The draft application focuses on three major industry areas: optics, photonics, and imaging; agriculture and food production; and next-generation manufacturing and technology. These industries were chosen as the application's foundation because they are already established here and they show substantial growth potential, says the draft. The council is now accepting public comments on the draft, which is available at It has to submit the final application to the state by October 5.

"Don't think it's all done," council co-chair Danny Wegman told FLREDC members last week. "In some ways it's just a beginning."

The draft lays out why the industries show potential, and identifies some strategies the region would use to help them grow. Expanding business incubators and accelerators, providing growing businesses with greater access to capital, and boosting university research are all part of the plan. And in many cases, those approaches will be tailored to specific industries.

The plan also ties into the Rochester-Monroe Anti-Poverty Task Force, and emphasizes job training, boosting high school graduation rates, and increasing the college-readiness of high school students.

Optics, photonics, and imaging is a logical area for the plan to focus on, given the recent announcement that a federal integrated photonics manufacturing institute will be based in Rochester. The region already has more than 100 photonics-related companies, while UR and RIT conduct vast amounts of research tied to the field.
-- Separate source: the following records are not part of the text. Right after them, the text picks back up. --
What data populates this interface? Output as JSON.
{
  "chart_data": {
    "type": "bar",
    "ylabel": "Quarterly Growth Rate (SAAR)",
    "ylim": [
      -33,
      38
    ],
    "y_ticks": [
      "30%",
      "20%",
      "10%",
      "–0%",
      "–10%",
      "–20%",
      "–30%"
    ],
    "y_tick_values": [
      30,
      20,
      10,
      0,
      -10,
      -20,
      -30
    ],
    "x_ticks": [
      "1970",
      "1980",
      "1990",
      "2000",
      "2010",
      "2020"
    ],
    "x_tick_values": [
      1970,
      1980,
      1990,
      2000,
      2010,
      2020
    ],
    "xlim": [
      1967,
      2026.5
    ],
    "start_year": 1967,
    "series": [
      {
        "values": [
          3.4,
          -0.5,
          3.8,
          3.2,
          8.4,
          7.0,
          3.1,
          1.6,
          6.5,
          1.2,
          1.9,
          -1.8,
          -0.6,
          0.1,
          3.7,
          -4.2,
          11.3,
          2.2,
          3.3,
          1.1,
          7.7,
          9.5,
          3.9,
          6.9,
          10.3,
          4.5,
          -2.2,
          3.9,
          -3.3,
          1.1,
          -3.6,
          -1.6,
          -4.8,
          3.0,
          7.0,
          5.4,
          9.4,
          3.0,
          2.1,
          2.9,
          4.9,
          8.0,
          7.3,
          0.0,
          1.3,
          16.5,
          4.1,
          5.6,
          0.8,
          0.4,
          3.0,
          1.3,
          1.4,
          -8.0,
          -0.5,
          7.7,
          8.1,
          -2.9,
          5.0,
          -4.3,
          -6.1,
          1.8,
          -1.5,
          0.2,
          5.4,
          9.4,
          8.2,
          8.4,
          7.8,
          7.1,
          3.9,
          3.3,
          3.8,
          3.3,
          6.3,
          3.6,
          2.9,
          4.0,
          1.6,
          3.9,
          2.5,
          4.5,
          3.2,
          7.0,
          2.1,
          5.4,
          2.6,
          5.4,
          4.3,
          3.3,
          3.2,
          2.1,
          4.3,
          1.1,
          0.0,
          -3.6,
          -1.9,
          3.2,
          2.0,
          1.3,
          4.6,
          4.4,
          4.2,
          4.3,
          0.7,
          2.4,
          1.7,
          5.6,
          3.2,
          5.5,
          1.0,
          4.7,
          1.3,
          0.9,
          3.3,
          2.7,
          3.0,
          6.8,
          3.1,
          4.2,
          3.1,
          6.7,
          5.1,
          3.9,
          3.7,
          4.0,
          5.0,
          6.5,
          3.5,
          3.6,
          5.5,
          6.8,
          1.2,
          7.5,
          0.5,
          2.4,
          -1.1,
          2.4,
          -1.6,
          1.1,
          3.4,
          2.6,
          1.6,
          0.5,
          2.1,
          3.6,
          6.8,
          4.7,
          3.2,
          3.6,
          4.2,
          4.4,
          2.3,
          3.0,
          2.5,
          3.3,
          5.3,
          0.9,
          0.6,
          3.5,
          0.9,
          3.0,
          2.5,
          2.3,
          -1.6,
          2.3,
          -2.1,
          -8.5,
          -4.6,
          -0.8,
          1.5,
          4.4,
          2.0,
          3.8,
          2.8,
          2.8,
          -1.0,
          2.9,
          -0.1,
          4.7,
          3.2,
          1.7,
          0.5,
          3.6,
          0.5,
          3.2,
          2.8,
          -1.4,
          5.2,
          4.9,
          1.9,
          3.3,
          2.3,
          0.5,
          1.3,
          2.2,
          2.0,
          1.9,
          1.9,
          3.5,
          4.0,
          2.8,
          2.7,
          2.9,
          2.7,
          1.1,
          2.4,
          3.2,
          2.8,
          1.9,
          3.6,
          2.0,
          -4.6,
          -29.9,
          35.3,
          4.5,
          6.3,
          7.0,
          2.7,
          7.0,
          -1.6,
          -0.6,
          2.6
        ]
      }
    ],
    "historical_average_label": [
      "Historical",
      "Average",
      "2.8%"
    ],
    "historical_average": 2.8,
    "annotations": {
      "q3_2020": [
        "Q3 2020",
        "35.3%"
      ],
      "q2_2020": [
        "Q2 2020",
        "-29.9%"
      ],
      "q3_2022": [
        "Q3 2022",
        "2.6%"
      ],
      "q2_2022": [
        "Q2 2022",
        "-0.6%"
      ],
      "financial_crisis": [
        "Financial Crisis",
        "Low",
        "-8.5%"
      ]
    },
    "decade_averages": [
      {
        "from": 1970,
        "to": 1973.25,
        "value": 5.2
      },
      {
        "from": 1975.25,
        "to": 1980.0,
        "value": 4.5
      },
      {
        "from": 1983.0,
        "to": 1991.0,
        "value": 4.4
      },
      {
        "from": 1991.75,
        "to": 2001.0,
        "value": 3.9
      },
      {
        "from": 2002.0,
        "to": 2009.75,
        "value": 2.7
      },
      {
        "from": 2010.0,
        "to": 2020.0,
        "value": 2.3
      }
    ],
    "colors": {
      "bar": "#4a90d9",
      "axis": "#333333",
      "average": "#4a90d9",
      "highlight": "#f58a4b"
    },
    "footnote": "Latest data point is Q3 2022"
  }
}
The regional council believes it can use URI funding to build on all of that activity. For example, it proposes investing URI funding in shared facilities and equipment that researchers and companies can use, says the draft. And it wants to use some of the award money to make sure that small photonics companies can buy equipment they need to grow.

For next-generation manufacturing, the focus is on three hubs: Eastman Business Park; Rochester's Downtown Innovation Zone, which is centered around the Sibley building and RIT's Center for Urban Entrepreneurship; and the Science, Technology, and Advanced Manufacturing Park in Genesee County. But the only specific URI investment mentioned for those sites is a plan to further build out an energy storage technology commercialization center at Eastman Business Park.

The Finger Lakes region is responsible for one-quarter of the state's agricultural output, and it has the highest output of any single region in the state. Those products include everything from fresh fruits and vegetables to yogurt to world-renowned wines. And the sector could grow further with investment that spurs collaboration between producers, leads to better marketing of the region's wine trails, and provides training and transportation opportunities for workers, the draft says.